From left are Bernard Davis, Dr. Kurt Gamperl, Christopher Mitchelmore, Dr. Susan Dyer Knight, Dr. Ray Gosine, Nick Whelan and Mark Browne.
Photo: Mike Ritter

“Through this project, Memorial University is taking a collaborative approach and applying its expertise in genomics research to the aquaculture industry, which is one of the leading sectors in this region,” said Minister Whelan. “This research and innovation project will benefit local aquaculture companies by creating innovative methods to address challenges in the industry and advance new opportunities for growth.”

InnovateNL

The Christopher Mitchelmore, minister of Tourism, Culture, Industry and Innovation for the Government of Newfoundland and Labrador, announced $500,000 for the initiative through InnovateNL, the newly minted umbrella organization for the delivery of provincial innovation programs and services.

“The provincial government, through InnovateNL, is pleased to support the province’s aquaculture industry,” said Minister Michelmore. “This industry has been identified as having high growth potential by the cabinet committee on jobs, which is focused on stimulating new business activity and creating new private sector jobs for residents throughout the province. This project combines regional talent and capacity in both genomics and aquaculture to improve the quality of broodstock and provide for ongoing health monitoring. It also is in keeping with our commitment to fostering an environment where business can excel.”

Total project cost

The total project cost is $4.4 million, with approximately $900,000 of the funding coming from industry and national academic partners.

“I’d like to thank both the federal and provincial governments for their continued investments in research at Memorial. It is investments such as this that enable world-class research to be undertaken and the results of that research to be put into practice,” said Dr. Gosine. “I’d also like to extend congratulations to our industry and academic partners: University of Prince Edward Island, University of Waterloo, University of Guelph, Cooke Aquaculture, the Centre for Aquaculture Technologies Canada and Somru BioScience. This investment will allow Dr. Gamperl to continue his work to enable the Atlantic salmon aquaculture industry to better prepare for the effects of climate change.”

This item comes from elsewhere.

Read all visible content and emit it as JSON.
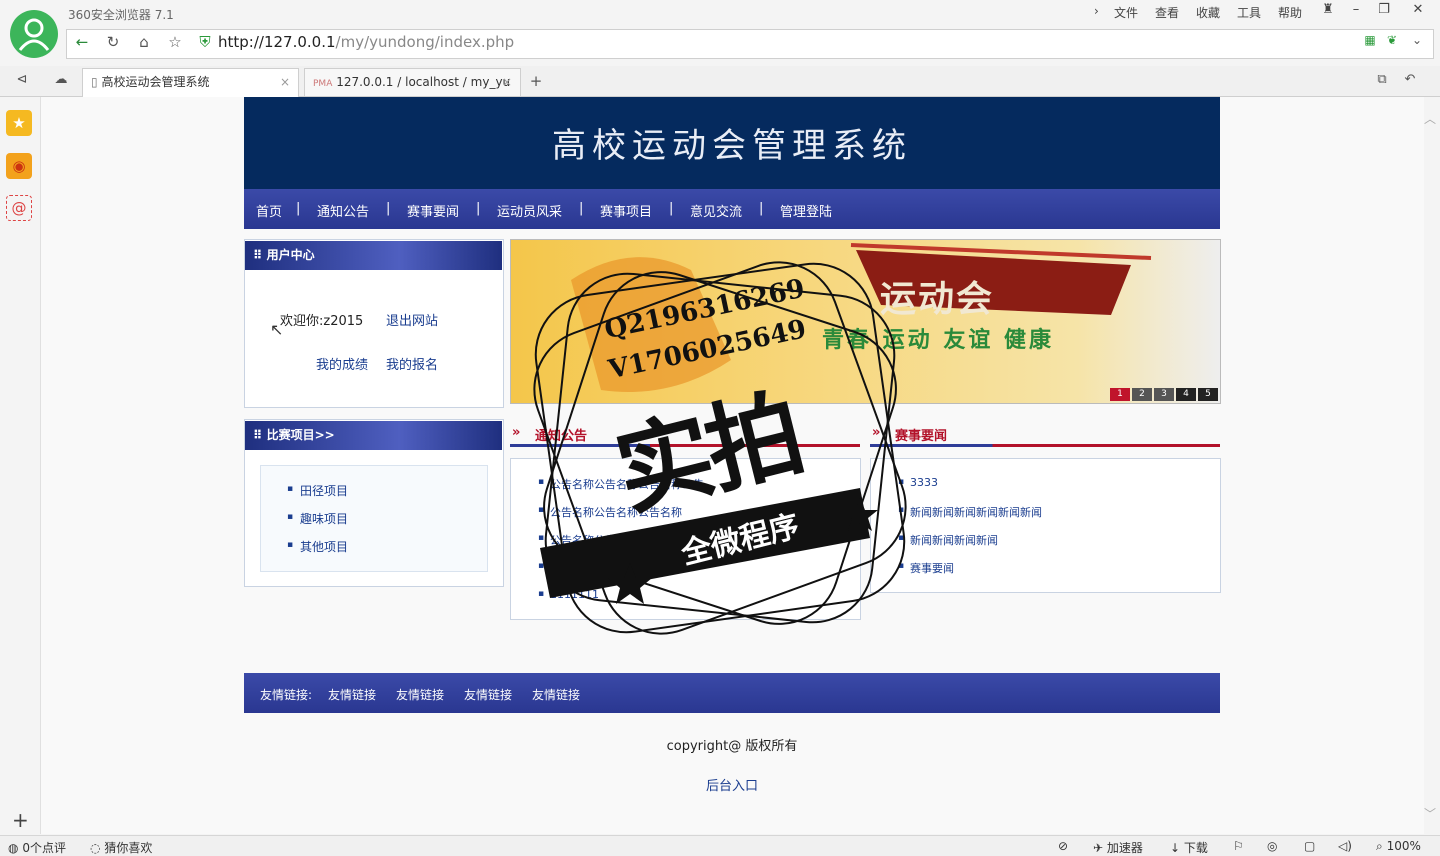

Dr. Kurt Gamperl, researcher at the Department of Ocean Sciences, Faculty of Science, is leading a pan-Atlantic research initiative to improve the health and welfare of cultured Atlantic salmon using genomic and other biotechnologies.
Photo: Mike Ritter

“Through the Innovation and Skills Plan, the Government of Canada is focusing on skills, research, technology and commercialization in growing sectors of the economy,” said Minister Bains. “This investment will enable Memorial University to work with key partners to lead the way in genomics research which will help develop a stronger aquaculture industry in Atlantic Canada.”